Firstly, I feel we should distinguish between that which qualifies as "not normal means" and that which doesn't. If a player makes a single illegal move, it would be overbearing to assume this was part of not normal means to try to win - in this situation especially, an exchange down is not a huge material deficit in the first place. If the arbiter is playing over only the last 10 moves, isn't that a bit short-sighted? I agree it's a possible scenario but we should assume the arbiter is competent and should play through the game from the point at which material was gained, or from the start. The arbiter would also, I hope, give benefit of the doubt to the plaintiff re the illegal move.
This all leads to another point - if as Michael says, FIDE rules are being strictly interpreted, and the game is in progress, then the arbiter/players can re-convene, add 2 minutes to A's clock, and the game be supervised, with the arbiter to declare final result. If the arbiter is in no reasonable doubt about the correct answer, this is irrelevant. When adjudicating, the arbiter can look at the whole game, but pay particular attention to manoeuvres or moves designed to gain B some thinking time, or rather, deprive it of A. A similar example, to my mind at least, would be in a K+P v K ending which is theoretically drawn. If a player repeated even one set of moves as the aggressor against a low-time rated opponent, I would be seriously inclined to award the draw if it were claimed, since a repetition shows implicit lack of desire to make progress over the board.
My own personal feeling is that an illegal move without adequate supervision should be treated as accepted by both players, just as a result is once the scoresheet is, as here, signed, since it should be claimed as soon as it is made. Imagine the controversy if the arbiter adjudicated the game from 66, and that before that B made no attempt to win solely on time, and even had a winning position, lost because of his illegal move. This would be close to bringing the game into disrepute I think.
As far as positions, if both sides have any decent portion of material A would be hard pressed to have his claim accepted without particular reason. The closer you get to an endgame without glaringly countered pawn structures or anything odd, the easier it gets for him, and of course pure R V N/B can be given the draw unless there is any danger to A's King.
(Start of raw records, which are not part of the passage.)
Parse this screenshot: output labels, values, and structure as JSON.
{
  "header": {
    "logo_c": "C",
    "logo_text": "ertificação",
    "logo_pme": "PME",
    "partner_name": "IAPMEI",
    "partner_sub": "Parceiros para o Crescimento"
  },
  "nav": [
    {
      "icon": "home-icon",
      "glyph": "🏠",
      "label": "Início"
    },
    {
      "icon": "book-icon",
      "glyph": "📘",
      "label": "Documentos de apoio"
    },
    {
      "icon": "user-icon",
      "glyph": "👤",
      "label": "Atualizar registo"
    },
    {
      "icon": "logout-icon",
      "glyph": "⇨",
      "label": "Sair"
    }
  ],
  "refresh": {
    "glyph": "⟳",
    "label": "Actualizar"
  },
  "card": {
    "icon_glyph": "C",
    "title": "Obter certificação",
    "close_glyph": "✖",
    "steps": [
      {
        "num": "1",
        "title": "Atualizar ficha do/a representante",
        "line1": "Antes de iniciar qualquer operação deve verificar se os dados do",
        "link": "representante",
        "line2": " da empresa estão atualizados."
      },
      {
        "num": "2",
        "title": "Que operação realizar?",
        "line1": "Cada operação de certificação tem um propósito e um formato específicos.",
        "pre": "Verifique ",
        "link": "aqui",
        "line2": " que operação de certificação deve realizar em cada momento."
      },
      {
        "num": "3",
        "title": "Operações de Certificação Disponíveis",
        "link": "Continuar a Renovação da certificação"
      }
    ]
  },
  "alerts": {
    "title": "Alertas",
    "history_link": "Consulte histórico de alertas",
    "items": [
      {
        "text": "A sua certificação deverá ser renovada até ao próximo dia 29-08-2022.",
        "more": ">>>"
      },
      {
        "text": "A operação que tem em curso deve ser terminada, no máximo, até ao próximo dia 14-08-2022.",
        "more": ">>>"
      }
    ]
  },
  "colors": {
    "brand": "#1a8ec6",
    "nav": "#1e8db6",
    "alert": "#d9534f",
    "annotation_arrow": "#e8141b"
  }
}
If venues close at a fixed time, the easiest way is to play with a margin for that closing time, and start earlier, which sounds very haughty but is very true. Up here in Cumbria all of our clubs have digital clocks bar one or two; but I doubt any of our clubs are yet solely digital in matchplay (Carlisle, my club, certainly isn't, though I hope to change that in future), so we use a straight G90 for city championship games, and G120 for county league matches. There is a clause saying Fischer time +30/move can be used with mutual consent, but to my knowledge it's never yet been invoked. Perhaps I'll have to be the first - I have to get my time trouble under control somehow!